Another mainstay of the album are the choruses sung by what sounds like the people from this great resistance or rebellion we're called to join. The choruses sung on "Vox Populi" and "Closer to the Edge" are examples of the populous backing vocals. This kind of people's rock band concept was also tied into the 2,000 different album covers that featured the faces of fans who submitted their pictures.
This Is War's vague theme and Leto's scream singing are really nitpicks and observations. The album sounds great overall. I prefer their more industrial rock tracks found throughout their debut album and to a smaller degree in their sophomore album.
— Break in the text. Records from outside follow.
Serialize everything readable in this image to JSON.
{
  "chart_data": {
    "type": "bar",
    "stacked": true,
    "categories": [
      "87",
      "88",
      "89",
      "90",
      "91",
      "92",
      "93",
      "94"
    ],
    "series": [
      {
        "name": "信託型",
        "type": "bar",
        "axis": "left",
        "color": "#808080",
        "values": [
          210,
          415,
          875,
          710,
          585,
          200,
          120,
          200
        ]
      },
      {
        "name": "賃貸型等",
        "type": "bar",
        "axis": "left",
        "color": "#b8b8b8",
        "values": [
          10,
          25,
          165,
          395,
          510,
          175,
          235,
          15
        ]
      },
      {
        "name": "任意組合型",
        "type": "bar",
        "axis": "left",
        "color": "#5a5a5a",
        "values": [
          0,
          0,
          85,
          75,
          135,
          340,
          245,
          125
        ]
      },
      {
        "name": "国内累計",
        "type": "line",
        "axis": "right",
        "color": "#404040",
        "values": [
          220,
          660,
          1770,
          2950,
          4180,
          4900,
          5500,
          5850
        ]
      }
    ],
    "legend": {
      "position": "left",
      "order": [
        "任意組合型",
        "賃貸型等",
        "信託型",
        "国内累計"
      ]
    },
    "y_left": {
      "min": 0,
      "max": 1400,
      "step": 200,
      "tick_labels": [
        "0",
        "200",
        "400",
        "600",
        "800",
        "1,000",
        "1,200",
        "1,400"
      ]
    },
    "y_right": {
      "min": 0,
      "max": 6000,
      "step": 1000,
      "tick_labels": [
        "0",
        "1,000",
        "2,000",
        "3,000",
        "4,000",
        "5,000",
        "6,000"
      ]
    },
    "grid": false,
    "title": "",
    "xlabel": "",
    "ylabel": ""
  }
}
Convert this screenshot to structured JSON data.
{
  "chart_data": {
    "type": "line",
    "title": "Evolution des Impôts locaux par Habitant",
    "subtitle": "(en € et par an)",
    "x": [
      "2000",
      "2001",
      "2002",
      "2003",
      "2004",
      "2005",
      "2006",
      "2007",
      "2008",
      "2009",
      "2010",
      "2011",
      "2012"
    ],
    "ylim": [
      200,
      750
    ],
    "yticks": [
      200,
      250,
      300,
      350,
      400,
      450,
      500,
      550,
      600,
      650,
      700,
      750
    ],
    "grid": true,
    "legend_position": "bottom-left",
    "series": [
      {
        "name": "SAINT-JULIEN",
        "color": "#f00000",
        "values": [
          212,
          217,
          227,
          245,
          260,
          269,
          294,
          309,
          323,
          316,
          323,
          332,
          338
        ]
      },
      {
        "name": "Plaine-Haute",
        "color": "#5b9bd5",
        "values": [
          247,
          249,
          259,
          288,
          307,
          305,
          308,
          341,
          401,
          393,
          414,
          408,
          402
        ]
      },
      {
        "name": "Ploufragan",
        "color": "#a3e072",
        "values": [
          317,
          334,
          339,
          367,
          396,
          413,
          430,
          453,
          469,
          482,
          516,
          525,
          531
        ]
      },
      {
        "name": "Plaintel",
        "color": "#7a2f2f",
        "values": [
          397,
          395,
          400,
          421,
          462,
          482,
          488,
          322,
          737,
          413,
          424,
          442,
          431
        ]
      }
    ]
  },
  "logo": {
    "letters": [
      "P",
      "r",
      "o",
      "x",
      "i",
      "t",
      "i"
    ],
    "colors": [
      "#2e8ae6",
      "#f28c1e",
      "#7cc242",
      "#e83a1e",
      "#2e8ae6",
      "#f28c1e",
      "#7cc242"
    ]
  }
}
Luckily, "Night of the Hunter" & "Stranger in a Strange Land" are nods towards their older sound. "Night of the Hunter" is a bombastic industrial rock track that's was welcomed after so much of the kumbaya-ness of many of the other tracks. "Search and Destroy" was another favorite for me. The soaring vocals return to the scream territory, but the overall structure of the song is much more memorable than the straightforward anthems. I could honestly listen to "Night of the Hunter" and "Search and Destroy" on a loop for hours.
Maybe the advantage of This Is War?s vagueness is that it will allow anyone to apply the music to their own lives and use it to fuel their own battles. While I didn't love everything about 30 Seconds to Mars' latest album, I largely enjoyed it. If nothing else, it is much more interesting than the standard rock fare on our airwaves these days.